Now that Halloween is behind us, I thought that it would be fun to introduce you, gentle reader, to a very British autumnal celebration – Bonfire Night (aka Guy Fawkes Night).

Every year on November 5th, bonfires are lit – from small backyards to large community affairs – and fireworks set off, to commemorate an unlucky would-be terrorist and his part in The Gunpowder Plot of 1605.


The Conspirators: Guy Fawkes is 3rd from the right

“Whaat?” I hear my non-British friends cry, “Explain please!”

Oh, all right then! Sit back, grab a hot cocoa, and brace yourselves for a story of infamy, betrayal and deceit.

In 1534, Pope Clement VII refused to grant Henry VIII the divorce which would have allowed him to marry Anne Boleyn. In retaliation, England broke away from the Catholic church.  Subsequently, anyone who continued to follow the “Church of Rome” was treated with suspicion and fear. It was widely believed, (not always without cause), that Catholics’ main allegiance was to the Pope and not their monarch, and therefore liable at any time to stage a foreign-led revolt. As a result, Catholics found themselves the focus of extreme oppression.


“Penny for the guy!”

In revenge for decades of persecution by the Protestant government, a group of prominent English Catholics conspired to remove James I and his ministers during the opening of Parliament on November 5, 1605.  They concluded that the best way to do this was to place a large amount of gunpowder in the cellars of the Houses of Parliament and blow everyone up. Among the conspirators, was one Guido (Guy) Fawkes, a mercenary who had fought for England’s arch-enemy Spain, and had a knowledge of explosives.

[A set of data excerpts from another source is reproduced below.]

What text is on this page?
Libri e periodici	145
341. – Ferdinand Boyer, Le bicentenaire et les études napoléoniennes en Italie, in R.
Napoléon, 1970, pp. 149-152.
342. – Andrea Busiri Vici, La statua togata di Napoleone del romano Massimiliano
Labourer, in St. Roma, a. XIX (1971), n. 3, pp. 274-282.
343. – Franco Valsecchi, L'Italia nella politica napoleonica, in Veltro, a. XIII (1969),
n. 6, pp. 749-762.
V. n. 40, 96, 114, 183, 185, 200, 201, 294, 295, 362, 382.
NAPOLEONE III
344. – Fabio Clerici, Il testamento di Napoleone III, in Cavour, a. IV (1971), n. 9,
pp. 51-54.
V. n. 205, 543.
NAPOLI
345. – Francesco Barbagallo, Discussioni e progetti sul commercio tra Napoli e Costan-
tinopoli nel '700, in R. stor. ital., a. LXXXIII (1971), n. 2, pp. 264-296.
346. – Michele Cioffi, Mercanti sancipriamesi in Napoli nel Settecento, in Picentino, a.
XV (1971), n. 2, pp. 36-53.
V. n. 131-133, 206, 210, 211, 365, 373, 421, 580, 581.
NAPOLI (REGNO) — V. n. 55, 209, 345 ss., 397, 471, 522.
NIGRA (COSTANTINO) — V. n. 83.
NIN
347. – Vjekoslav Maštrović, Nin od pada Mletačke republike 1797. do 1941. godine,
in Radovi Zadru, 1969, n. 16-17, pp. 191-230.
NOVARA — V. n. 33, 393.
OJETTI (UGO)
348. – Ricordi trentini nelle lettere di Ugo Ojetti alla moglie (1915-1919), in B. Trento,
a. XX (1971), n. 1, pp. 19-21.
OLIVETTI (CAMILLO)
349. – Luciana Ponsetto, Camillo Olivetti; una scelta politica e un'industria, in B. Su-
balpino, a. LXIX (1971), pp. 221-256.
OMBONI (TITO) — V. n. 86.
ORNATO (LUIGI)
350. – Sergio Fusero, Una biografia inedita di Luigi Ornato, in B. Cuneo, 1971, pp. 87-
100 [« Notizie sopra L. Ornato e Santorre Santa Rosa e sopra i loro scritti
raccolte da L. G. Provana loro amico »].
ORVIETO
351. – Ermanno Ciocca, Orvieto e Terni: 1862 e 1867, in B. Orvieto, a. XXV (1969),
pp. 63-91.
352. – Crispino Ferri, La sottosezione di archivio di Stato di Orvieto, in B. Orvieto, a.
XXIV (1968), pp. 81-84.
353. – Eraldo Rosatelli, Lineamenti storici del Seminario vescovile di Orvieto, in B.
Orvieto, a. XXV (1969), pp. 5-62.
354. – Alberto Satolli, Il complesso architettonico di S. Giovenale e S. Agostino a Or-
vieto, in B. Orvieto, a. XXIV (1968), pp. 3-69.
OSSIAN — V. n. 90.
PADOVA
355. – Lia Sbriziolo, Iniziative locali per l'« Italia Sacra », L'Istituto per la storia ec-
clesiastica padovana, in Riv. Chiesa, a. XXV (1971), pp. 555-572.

Unfortunately for Fawkes, an anonymous tip-off alerted the authorities, and he was caught red-handed setting up barrels of gunpowder in one of the cellars. He was immediately arrested.  Under torture, he revealed the names of his fellow conspirators, all of whom were eventually killed, or captured and executed.

Not long afterwards, in commemoration of the plot’s failure, King James declared that November 5 would be a public holiday.  Over the years, the ritual of burning a “guy” – a representation of Guy Fawkes, developed, which, as far as I know, still occurs today.  Children would create scarecrow-like effigies and parade them around town shouting “Penny for the Guy!” as a way of earning money, before the “guy” was placed atop the bonfire.  I remember kids doing this back in the day. I may have been one of those kids.



Like every holiday, Bonfire Night has its own particular yummy treats! My mom would make parkin ( a delicious dark gingerbread) and we would also have treacle toffee, or “bonfire toffee” as some call it. Both treats rely heavily on spices and the dark yumminess of molasses or black treacle.

Treacle Toffee – yum!


So, if you’re ever in the UK during early November, don’t be surprised to hear the crash-bang of fireworks and the crackle of roaring bonfires, it is all in memory of Guy Fawkes – quite literally, a guy in the wrong place at the wrong time.